One of the most popular systems is the deep water culture method. All that you need to build it, is a plastic storage bin, airstone, aquarium pump, and nutrient mixture. You fill the (preferably dark-colored) tank with water, add nutrient mixture, and cover it with a lid so that the water surface is not exposed to light. Cut holes in the lid to place plants, in such a fashion, that plants can be placed or grown without the water being exposed to light. Attach the air pump from one side to aerate the water. It is vital that the pH level and nutrient content is maintained for good growth.

Wick Based

The wick system employs two storage bins, instead of one, and uses nylon rope and air pumps for setting up a hydroponic system.
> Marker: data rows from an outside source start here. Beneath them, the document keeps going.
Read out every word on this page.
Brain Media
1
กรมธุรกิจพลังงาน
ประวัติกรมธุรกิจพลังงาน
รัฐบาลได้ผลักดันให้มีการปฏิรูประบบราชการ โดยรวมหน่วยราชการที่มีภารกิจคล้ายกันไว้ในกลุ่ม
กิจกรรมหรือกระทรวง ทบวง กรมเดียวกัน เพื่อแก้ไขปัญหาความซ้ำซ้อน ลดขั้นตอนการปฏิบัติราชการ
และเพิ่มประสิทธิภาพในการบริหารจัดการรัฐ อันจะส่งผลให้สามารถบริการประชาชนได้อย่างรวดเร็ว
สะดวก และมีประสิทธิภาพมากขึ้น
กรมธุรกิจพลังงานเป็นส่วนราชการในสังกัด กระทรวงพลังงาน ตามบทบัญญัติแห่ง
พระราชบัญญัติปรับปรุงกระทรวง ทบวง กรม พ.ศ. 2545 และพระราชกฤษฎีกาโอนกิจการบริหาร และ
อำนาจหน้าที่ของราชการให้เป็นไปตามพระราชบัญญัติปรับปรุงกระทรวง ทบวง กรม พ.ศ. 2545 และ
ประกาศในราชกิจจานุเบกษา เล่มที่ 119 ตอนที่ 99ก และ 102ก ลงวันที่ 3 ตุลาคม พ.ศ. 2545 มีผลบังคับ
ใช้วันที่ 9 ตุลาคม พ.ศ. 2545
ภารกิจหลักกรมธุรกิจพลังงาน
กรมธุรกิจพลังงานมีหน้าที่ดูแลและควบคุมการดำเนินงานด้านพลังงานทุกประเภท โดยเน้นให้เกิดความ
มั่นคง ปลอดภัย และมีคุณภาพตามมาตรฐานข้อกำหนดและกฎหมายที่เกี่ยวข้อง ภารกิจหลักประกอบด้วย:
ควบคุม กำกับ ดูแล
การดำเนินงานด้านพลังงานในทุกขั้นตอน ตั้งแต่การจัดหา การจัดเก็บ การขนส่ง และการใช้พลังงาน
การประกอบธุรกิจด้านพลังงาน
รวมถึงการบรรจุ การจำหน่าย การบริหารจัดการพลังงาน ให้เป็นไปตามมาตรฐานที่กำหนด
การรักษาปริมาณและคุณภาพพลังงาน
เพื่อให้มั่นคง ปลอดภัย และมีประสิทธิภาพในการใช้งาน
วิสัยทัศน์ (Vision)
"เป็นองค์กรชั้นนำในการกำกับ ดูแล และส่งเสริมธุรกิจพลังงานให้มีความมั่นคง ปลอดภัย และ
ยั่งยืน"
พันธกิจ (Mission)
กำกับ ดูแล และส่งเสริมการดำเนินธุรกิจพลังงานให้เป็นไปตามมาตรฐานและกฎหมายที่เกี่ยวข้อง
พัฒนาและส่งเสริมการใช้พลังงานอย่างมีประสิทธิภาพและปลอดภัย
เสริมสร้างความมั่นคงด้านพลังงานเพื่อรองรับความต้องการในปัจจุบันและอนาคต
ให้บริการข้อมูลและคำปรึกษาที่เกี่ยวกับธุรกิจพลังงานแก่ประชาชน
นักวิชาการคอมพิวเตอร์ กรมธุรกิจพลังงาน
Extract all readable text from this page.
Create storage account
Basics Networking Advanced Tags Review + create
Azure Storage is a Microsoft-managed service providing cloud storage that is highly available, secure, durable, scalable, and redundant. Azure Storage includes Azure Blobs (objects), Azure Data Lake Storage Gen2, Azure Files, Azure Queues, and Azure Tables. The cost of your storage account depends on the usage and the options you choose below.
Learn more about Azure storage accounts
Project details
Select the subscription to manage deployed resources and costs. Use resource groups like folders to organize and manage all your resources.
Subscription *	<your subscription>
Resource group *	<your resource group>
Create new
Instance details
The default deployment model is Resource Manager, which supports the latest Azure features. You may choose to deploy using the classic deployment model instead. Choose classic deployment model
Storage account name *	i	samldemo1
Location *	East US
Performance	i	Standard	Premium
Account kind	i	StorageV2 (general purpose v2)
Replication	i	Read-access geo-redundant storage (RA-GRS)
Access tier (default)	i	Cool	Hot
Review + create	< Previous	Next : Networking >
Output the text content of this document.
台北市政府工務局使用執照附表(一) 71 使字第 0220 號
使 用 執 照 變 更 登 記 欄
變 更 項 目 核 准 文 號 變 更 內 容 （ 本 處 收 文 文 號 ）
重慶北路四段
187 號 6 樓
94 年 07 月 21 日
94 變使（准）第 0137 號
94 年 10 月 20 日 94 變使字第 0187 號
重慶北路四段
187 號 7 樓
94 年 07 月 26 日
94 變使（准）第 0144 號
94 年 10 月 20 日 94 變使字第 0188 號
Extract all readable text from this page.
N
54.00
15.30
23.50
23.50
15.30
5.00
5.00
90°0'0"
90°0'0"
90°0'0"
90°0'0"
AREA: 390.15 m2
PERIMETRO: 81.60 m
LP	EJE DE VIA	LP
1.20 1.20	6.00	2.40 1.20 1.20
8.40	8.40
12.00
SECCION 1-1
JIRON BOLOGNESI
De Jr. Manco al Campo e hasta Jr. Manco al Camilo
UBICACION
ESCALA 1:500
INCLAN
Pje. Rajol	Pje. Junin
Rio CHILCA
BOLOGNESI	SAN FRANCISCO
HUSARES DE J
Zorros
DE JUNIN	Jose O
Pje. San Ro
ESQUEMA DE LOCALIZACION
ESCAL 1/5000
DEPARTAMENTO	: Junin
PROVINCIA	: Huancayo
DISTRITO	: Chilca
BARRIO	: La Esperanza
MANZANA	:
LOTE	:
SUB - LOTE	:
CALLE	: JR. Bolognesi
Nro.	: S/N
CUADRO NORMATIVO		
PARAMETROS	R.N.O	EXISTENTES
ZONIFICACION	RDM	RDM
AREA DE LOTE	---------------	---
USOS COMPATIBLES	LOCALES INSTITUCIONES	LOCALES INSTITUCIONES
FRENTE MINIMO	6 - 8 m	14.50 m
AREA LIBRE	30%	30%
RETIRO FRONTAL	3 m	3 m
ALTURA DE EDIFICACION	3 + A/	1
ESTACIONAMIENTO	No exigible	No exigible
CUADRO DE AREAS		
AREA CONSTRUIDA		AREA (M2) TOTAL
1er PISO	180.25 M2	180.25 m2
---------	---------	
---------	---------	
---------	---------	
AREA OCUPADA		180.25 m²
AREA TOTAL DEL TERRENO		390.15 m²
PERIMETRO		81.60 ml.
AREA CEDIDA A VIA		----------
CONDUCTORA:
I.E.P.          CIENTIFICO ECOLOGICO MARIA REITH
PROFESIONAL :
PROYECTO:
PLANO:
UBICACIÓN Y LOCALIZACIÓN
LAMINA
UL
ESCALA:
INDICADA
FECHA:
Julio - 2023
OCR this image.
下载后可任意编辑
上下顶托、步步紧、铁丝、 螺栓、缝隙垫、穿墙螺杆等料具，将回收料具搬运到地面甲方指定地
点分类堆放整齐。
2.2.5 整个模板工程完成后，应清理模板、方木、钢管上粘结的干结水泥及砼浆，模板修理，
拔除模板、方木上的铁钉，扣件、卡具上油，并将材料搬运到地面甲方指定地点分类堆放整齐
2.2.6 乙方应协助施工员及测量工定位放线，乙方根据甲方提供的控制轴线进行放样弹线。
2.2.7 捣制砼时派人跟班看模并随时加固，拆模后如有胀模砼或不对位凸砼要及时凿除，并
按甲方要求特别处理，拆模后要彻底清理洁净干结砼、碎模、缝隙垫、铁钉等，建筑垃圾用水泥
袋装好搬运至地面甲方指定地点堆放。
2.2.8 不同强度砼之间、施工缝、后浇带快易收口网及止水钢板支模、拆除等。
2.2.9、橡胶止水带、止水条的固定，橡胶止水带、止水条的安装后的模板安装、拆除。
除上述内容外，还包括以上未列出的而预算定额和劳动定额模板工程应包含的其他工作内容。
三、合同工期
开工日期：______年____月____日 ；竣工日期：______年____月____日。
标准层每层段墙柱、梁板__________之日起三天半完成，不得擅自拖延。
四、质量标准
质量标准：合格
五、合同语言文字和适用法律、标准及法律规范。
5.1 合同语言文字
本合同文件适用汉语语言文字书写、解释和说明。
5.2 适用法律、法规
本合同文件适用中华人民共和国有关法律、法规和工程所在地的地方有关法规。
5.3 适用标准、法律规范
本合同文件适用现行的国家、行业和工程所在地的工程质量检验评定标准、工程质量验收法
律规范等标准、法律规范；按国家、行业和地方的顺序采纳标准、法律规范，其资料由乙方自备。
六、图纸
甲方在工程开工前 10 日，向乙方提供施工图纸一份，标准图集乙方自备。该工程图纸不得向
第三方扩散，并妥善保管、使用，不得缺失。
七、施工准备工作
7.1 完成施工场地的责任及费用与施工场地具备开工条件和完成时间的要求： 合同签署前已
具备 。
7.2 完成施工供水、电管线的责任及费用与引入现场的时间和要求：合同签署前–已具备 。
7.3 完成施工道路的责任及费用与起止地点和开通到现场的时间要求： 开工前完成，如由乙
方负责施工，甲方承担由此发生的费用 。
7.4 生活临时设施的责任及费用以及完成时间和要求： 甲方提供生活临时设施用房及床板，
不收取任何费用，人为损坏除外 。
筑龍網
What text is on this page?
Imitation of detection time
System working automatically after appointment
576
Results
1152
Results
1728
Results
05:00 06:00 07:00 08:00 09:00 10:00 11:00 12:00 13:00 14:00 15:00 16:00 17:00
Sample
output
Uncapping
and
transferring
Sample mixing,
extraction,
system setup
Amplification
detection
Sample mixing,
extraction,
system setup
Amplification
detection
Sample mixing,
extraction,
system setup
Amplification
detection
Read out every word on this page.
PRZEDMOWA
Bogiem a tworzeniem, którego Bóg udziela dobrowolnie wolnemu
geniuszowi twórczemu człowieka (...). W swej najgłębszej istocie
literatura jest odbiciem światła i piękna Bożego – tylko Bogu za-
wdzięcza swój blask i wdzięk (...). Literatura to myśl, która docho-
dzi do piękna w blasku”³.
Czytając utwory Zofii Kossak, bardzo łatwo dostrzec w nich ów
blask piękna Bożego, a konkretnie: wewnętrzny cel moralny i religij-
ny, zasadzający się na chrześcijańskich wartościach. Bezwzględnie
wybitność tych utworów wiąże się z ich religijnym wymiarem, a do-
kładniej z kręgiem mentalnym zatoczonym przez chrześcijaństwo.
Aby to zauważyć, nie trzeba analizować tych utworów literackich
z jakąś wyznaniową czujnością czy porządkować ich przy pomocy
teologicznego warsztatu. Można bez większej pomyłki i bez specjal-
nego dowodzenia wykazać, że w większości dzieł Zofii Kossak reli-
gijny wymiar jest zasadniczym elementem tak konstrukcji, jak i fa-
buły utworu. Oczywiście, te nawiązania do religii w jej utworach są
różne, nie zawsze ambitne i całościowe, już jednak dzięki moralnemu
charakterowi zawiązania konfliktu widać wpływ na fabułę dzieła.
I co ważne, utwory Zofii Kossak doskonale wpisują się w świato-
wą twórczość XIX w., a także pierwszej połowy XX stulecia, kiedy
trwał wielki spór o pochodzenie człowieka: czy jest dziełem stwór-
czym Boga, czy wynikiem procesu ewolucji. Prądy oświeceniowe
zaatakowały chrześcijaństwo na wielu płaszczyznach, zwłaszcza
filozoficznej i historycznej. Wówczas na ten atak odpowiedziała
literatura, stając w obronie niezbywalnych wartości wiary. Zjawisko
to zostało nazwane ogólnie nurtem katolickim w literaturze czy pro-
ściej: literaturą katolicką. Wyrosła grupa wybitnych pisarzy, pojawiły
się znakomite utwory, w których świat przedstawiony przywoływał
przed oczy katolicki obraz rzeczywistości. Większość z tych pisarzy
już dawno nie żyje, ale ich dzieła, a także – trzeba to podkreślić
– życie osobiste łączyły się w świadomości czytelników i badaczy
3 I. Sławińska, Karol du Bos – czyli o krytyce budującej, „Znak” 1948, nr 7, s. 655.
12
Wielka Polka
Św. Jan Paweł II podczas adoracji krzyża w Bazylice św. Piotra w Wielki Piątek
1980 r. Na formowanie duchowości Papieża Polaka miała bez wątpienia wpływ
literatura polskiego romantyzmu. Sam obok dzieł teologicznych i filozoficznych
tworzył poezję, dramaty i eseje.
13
One bin is the plant container with airstones and an air pump attached, while the other bin serves as a nutrient reservoir. Placed one above another, let the plant container be at the top. Every plant container should have a nylon rope passing around it, which is left hanging, down into the solution. When each of the plant containers is filled with vermiculite and perlite, wicking of water from the rope to the plant, will be made possible.

Ebb and Flow

In this method, plants and the nutrient solution are separately placed. The plant container tub is periodically flooded by a nutrient solution, using a timer-based pump. When the plant roots have soaked nutrients, the solution is drained back into the nutrient reservoir.

These three are some of the simplest systems to set up. This technology is still in a nascent stage and is finding rapid commercial use, due to the reported increase in yield, reported by hydroponic farms.